Sebaliknya, wajib pajak berpendapat transaksi pembayaran jasa angkutan darat kepada PT X tidak perlu dilakukan pemotongan PPh Pasal 23. Sebab, transaksi jasa angkutan darat tersebut dibayar dan dihitung berdasarkan jumlah kuantitas atau volume barang dan jarak ke tempat tujuan sehingga bukan merupakan objek PPh Pasal 23. Hal ini sebagaimana diatur berdasarkan angka 2 butir 2.2 SE-08/1995.
Pada tingkat banding, Majelis Hakim Pengadilan Pajak memutuskan untuk mengabulkan seluruhnya permohonan banding yang diajukan oleh wajib pajak.

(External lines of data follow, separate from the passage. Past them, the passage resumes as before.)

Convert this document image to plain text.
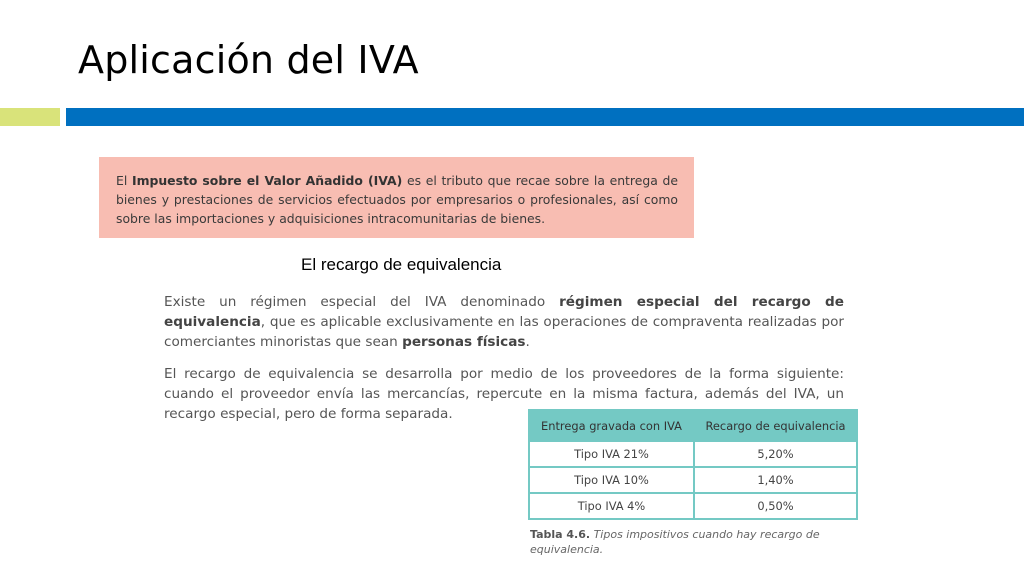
Aplicación del IVA
El Impuesto sobre el Valor Añadido (IVA) es el tributo que recae sobre la entrega de bienes y prestaciones de servicios efectuados por empresarios o profesionales, así como sobre las importaciones y adquisiciones intracomunitarias de bienes.
El recargo de equivalencia
Existe un régimen especial del IVA denominado régimen especial del recargo de equivalencia, que es aplicable exclusivamente en las operaciones de compraventa realizadas por comerciantes minoristas que sean personas físicas.
El recargo de equivalencia se desarrolla por medio de los proveedores de la forma siguiente: cuando el proveedor envía las mercancías, repercute en la misma factura, además del IVA, un recargo especial, pero de forma separada.
Entrega gravada con IVA	Recargo de equivalencia
Tipo IVA 21%	5,20%
Tipo IVA 10%	1,40%
Tipo IVA 4%	0,50%
Tabla 4.6. Tipos impositivos cuando hay recargo de equivalencia.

Kemudian, di tingkat PK, Mahkamah Agung menolak Permohonan PK yang diajukan oleh otoritas pajak.
Apabila tertarik membaca putusan ini lebih lengkap, kunjungi laman Direktori Putusan Mahkamah Agung atau Perpajakan ID.

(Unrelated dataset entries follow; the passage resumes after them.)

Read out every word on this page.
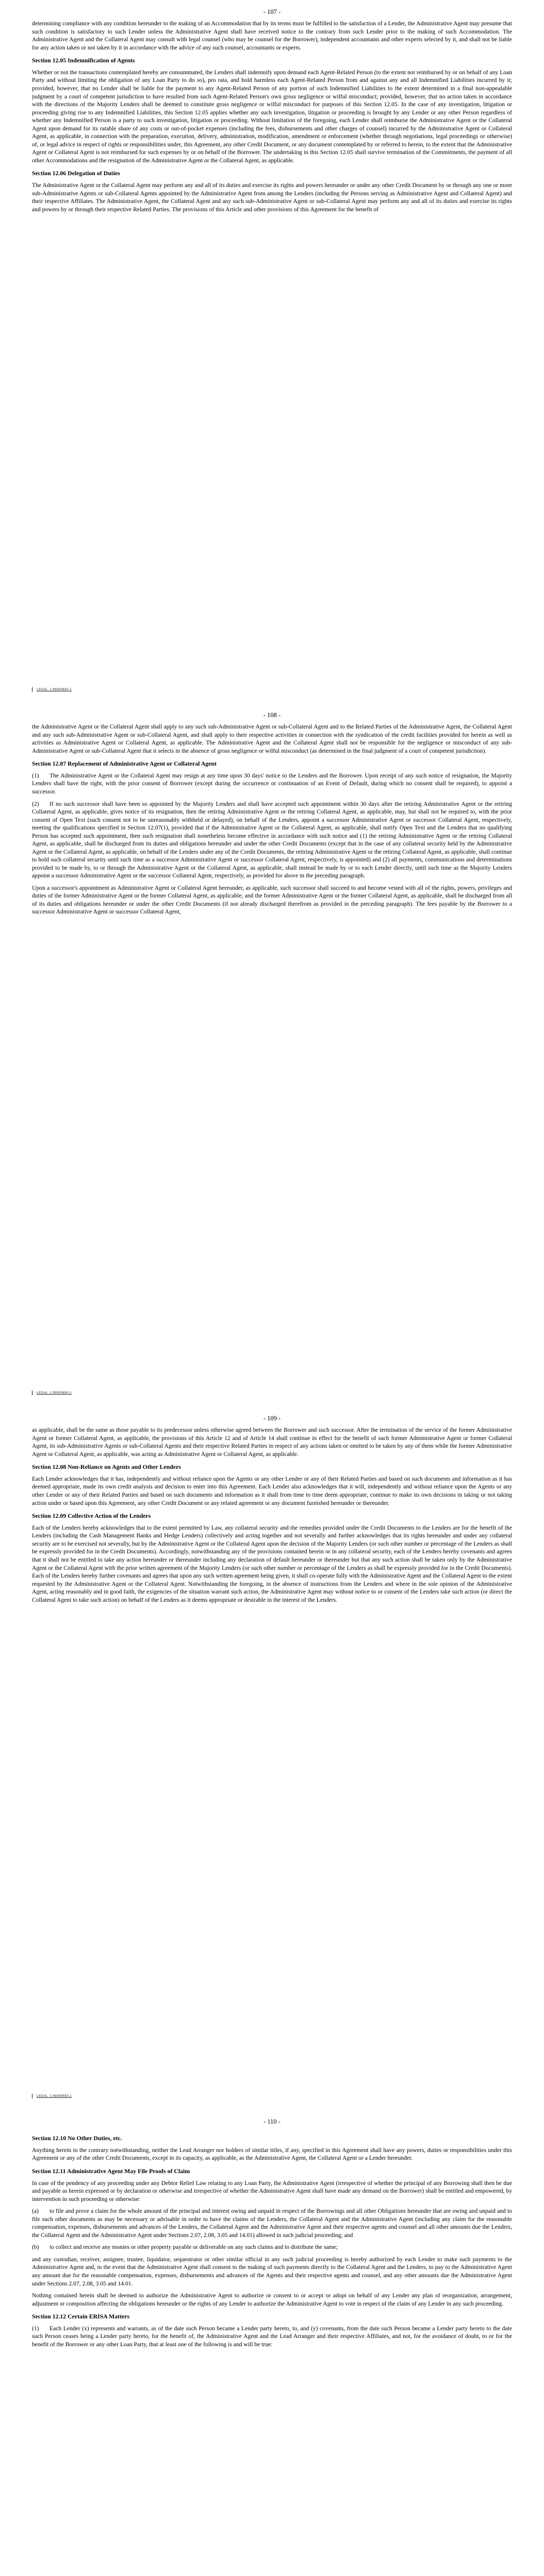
- 107 -

determining compliance with any condition hereunder to the making of an Accommodation that by its terms must be fulfilled to the satisfaction of a Lender, the Administrative Agent may presume that such condition is satisfactory to such Lender unless the Administrative Agent shall have received notice to the contrary from such Lender prior to the making of such Accommodation. The Administrative Agent and the Collateral Agent may consult with legal counsel (who may be counsel for the Borrower), independent accountants and other experts selected by it, and shall not be liable for any action taken or not taken by it in accordance with the advice of any such counsel, accountants or experts.

Section 12.05 Indemnification of Agents

Whether or not the transactions contemplated hereby are consummated, the Lenders shall indemnify upon demand each Agent-Related Person (to the extent not reimbursed by or on behalf of any Loan Party and without limiting the obligation of any Loan Party to do so), pro rata, and hold harmless each Agent-Related Person from and against any and all Indemnified Liabilities incurred by it; provided, however, that no Lender shall be liable for the payment to any Agent-Related Person of any portion of such Indemnified Liabilities to the extent determined in a final non-appealable judgment by a court of competent jurisdiction to have resulted from such Agent-Related Person's own gross negligence or wilful misconduct; provided, however, that no action taken in accordance with the directions of the Majority Lenders shall be deemed to constitute gross negligence or wilful misconduct for purposes of this Section 12.05. In the case of any investigation, litigation or proceeding giving rise to any Indemnified Liabilities, this Section 12.05 applies whether any such investigation, litigation or proceeding is brought by any Lender or any other Person regardless of whether any Indemnified Person is a party to such investigation, litigation or proceeding. Without limitation of the foregoing, each Lender shall reimburse the Administrative Agent or the Collateral Agent upon demand for its ratable share of any costs or out-of-pocket expenses (including the fees, disbursements and other charges of counsel) incurred by the Administrative Agent or Collateral Agent, as applicable, in connection with the preparation, execution, delivery, administration, modification, amendment or enforcement (whether through negotiations, legal proceedings or otherwise) of, or legal advice in respect of rights or responsibilities under, this Agreement, any other Credit Document, or any document contemplated by or referred to herein, to the extent that the Administrative Agent or Collateral Agent is not reimbursed for such expenses by or on behalf of the Borrower. The undertaking in this Section 12.05 shall survive termination of the Commitments, the payment of all other Accommodations and the resignation of the Administrative Agent or the Collateral Agent, as applicable.

Section 12.06 Delegation of Duties

The Administrative Agent or the Collateral Agent may perform any and all of its duties and exercise its rights and powers hereunder or under any other Credit Document by or through any one or more sub-Administrative Agents or sub-Collateral Agents appointed by the Administrative Agent from among the Lenders (including the Persons serving as Administrative Agent and Collateral Agent) and their respective Affiliates. The Administrative Agent, the Collateral Agent and any such sub-Administrative Agent or sub-Collateral Agent may perform any and all of its duties and exercise its rights and powers by or through their respective Related Parties. The provisions of this Article and other provisions of this Agreement for the benefit of

LEGAL_1:99300650.1
- 108 -

the Administrative Agent or the Collateral Agent shall apply to any such sub-Administrative Agent or sub-Collateral Agent and to the Related Parties of the Administrative Agent, the Collateral Agent and any such sub-Administrative Agent or sub-Collateral Agent, and shall apply to their respective activities in connection with the syndication of the credit facilities provided for herein as well as activities as Administrative Agent or Collateral Agent, as applicable. The Administrative Agent and the Collateral Agent shall not be responsible for the negligence or misconduct of any sub-Administrative Agent or sub-Collateral Agent that it selects in the absence of gross negligence or wilful misconduct (as determined in the final judgment of a court of competent jurisdiction).

Section 12.07 Replacement of Administrative Agent or Collateral Agent

(1) The Administrative Agent or the Collateral Agent may resign at any time upon 30 days' notice to the Lenders and the Borrower. Upon receipt of any such notice of resignation, the Majority Lenders shall have the right, with the prior consent of Borrower (except during the occurrence or continuation of an Event of Default, during which no consent shall be required), to appoint a successor.

(2) If no such successor shall have been so appointed by the Majority Lenders and shall have accepted such appointment within 30 days after the retiring Administrative Agent or the retiring Collateral Agent, as applicable, gives notice of its resignation, then the retiring Administrative Agent or the retiring Collateral Agent, as applicable, may, but shall not be required to, with the prior consent of Open Text (such consent not to be unreasonably withheld or delayed), on behalf of the Lenders, appoint a successor Administrative Agent or successor Collateral Agent, respectively, meeting the qualifications specified in Section 12.07(1), provided that if the Administrative Agent or the Collateral Agent, as applicable, shall notify Open Text and the Lenders that no qualifying Person has accepted such appointment, then such resignation shall nonetheless become effective in accordance with such notice and (1) the retiring Administrative Agent or the retiring Collateral Agent, as applicable, shall be discharged from its duties and obligations hereunder and under the other Credit Documents (except that in the case of any collateral security held by the Administrative Agent or the Collateral Agent, as applicable, on behalf of the Lenders under any of the Credit Documents, the retiring Administrative Agent or the retiring Collateral Agent, as applicable, shall continue to hold such collateral security until such time as a successor Administrative Agent or successor Collateral Agent, respectively, is appointed) and (2) all payments, communications and determinations provided to be made by, to or through the Administrative Agent or the Collateral Agent, as applicable, shall instead be made by or to each Lender directly, until such time as the Majority Lenders appoint a successor Administrative Agent or the successor Collateral Agent, respectively, as provided for above in the preceding paragraph.

Upon a successor's appointment as Administrative Agent or Collateral Agent hereunder, as applicable, such successor shall succeed to and become vested with all of the rights, powers, privileges and duties of the former Administrative Agent or the former Collateral Agent, as applicable, and the former Administrative Agent or the former Collateral Agent, as applicable, shall be discharged from all of its duties and obligations hereunder or under the other Credit Documents (if not already discharged therefrom as provided in the preceding paragraph). The fees payable by the Borrower to a successor Administrative Agent or successor Collateral Agent,

LEGAL_1:99300650.1
- 109 -

as applicable, shall be the same as those payable to its predecessor unless otherwise agreed between the Borrower and such successor. After the termination of the service of the former Administrative Agent or former Collateral Agent, as applicable, the provisions of this Article 12 and of Article 14 shall continue in effect for the benefit of such former Administrative Agent or former Collateral Agent, its sub-Administrative Agents or sub-Collateral Agents and their respective Related Parties in respect of any actions taken or omitted to be taken by any of them while the former Administrative Agent or Collateral Agent, as applicable, was acting as Administrative Agent or Collateral Agent, as applicable.

Section 12.08 Non-Reliance on Agents and Other Lenders

Each Lender acknowledges that it has, independently and without reliance upon the Agents or any other Lender or any of their Related Parties and based on such documents and information as it has deemed appropriate, made its own credit analysis and decision to enter into this Agreement. Each Lender also acknowledges that it will, independently and without reliance upon the Agents or any other Lender or any of their Related Parties and based on such documents and information as it shall from time to time deem appropriate, continue to make its own decisions in taking or not taking action under or based upon this Agreement, any other Credit Document or any related agreement or any document furnished hereunder or thereunder.

Section 12.09 Collective Action of the Lenders

Each of the Lenders hereby acknowledges that to the extent permitted by Law, any collateral security and the remedies provided under the Credit Documents to the Lenders are for the benefit of the Lenders (including the Cash Management Banks and Hedge Lenders) collectively and acting together and not severally and further acknowledges that its rights hereunder and under any collateral security are to be exercised not severally, but by the Administrative Agent or the Collateral Agent upon the decision of the Majority Lenders (or such other number or percentage of the Lenders as shall be expressly provided for in the Credit Documents). Accordingly, notwithstanding any of the provisions contained herein or in any collateral security, each of the Lenders hereby covenants and agrees that it shall not be entitled to take any action hereunder or thereunder including any declaration of default hereunder or thereunder but that any such action shall be taken only by the Administrative Agent or the Collateral Agent with the prior written agreement of the Majority Lenders (or such other number or percentage of the Lenders as shall be expressly provided for in the Credit Documents). Each of the Lenders hereby further covenants and agrees that upon any such written agreement being given, it shall co-operate fully with the Administrative Agent and the Collateral Agent to the extent requested by the Administrative Agent or the Collateral Agent. Notwithstanding the foregoing, in the absence of instructions from the Lenders and where in the sole opinion of the Administrative Agent, acting reasonably and in good faith, the exigencies of the situation warrant such action, the Administrative Agent may without notice to or consent of the Lenders take such action (or direct the Collateral Agent to take such action) on behalf of the Lenders as it deems appropriate or desirable in the interest of the Lenders.

LEGAL_1:99300650.1
- 110 -
Section 12.10 No Other Duties, etc.

Anything herein to the contrary notwithstanding, neither the Lead Arranger nor holders of similar titles, if any, specified in this Agreement shall have any powers, duties or responsibilities under this Agreement or any of the other Credit Documents, except in its capacity, as applicable, as the Administrative Agent, the Collateral Agent or a Lender hereunder.

Section 12.11 Administrative Agent May File Proofs of Claim

In case of the pendency of any proceeding under any Debtor Relief Law relating to any Loan Party, the Administrative Agent (irrespective of whether the principal of any Borrowing shall then be due and payable as herein expressed or by declaration or otherwise and irrespective of whether the Administrative Agent shall have made any demand on the Borrower) shall be entitled and empowered, by intervention in such proceeding or otherwise:

(a) to file and prove a claim for the whole amount of the principal and interest owing and unpaid in respect of the Borrowings and all other Obligations hereunder that are owing and unpaid and to file such other documents as may be necessary or advisable in order to have the claims of the Lenders, the Collateral Agent and the Administrative Agent (including any claim for the reasonable compensation, expenses, disbursements and advances of the Lenders, the Collateral Agent and the Administrative Agent and their respective agents and counsel and all other amounts due the Lenders, the Collateral Agent and the Administrative Agent under Sections 2.07, 2.08, 3.05 and 14.01) allowed in such judicial proceeding; and

(b) to collect and receive any monies or other property payable or deliverable on any such claims and to distribute the same;

and any custodian, receiver, assignee, trustee, liquidator, sequestrator or other similar official in any such judicial proceeding is hereby authorized by each Lender to make such payments to the Administrative Agent and, in the event that the Administrative Agent shall consent to the making of such payments directly to the Collateral Agent and the Lenders, to pay to the Administrative Agent any amount due for the reasonable compensation, expenses, disbursements and advances of the Agents and their respective agents and counsel, and any other amounts due the Administrative Agent under Sections 2.07, 2.08, 3.05 and 14.01.

Nothing contained herein shall be deemed to authorize the Administrative Agent to authorize or consent to or accept or adopt on behalf of any Lender any plan of reorganization, arrangement, adjustment or composition affecting the obligations hereunder or the rights of any Lender to authorize the Administrative Agent to vote in respect of the claim of any Lender in any such proceeding.

Section 12.12 Certain ERISA Matters

(1) Each Lender (x) represents and warrants, as of the date such Person became a Lender party hereto, to, and (y) covenants, from the date such Person became a Lender party hereto to the date such Person ceases being a Lender party hereto, for the benefit of, the Administrative Agent and the Lead Arranger and their respective Affiliates, and not, for the avoidance of doubt, to or for the benefit of the Borrower or any other Loan Party, that at least one of the following is and will be true:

WAJIB pajak mengajukan banding ke Pengadilan Pajak atas keberatannya terhadap penetapan otoritas pajak. Majelis Hakim Pengadilan Pajak berpendapat koreksi DPP PPh Pasal 23 atas pembayaran sewa angkutan darat senilai Rp7.579.413.160 untuk masa pajak Januari sampai dengan Juli 2006 yang ditetapkan otoritas pajak tidak tepat.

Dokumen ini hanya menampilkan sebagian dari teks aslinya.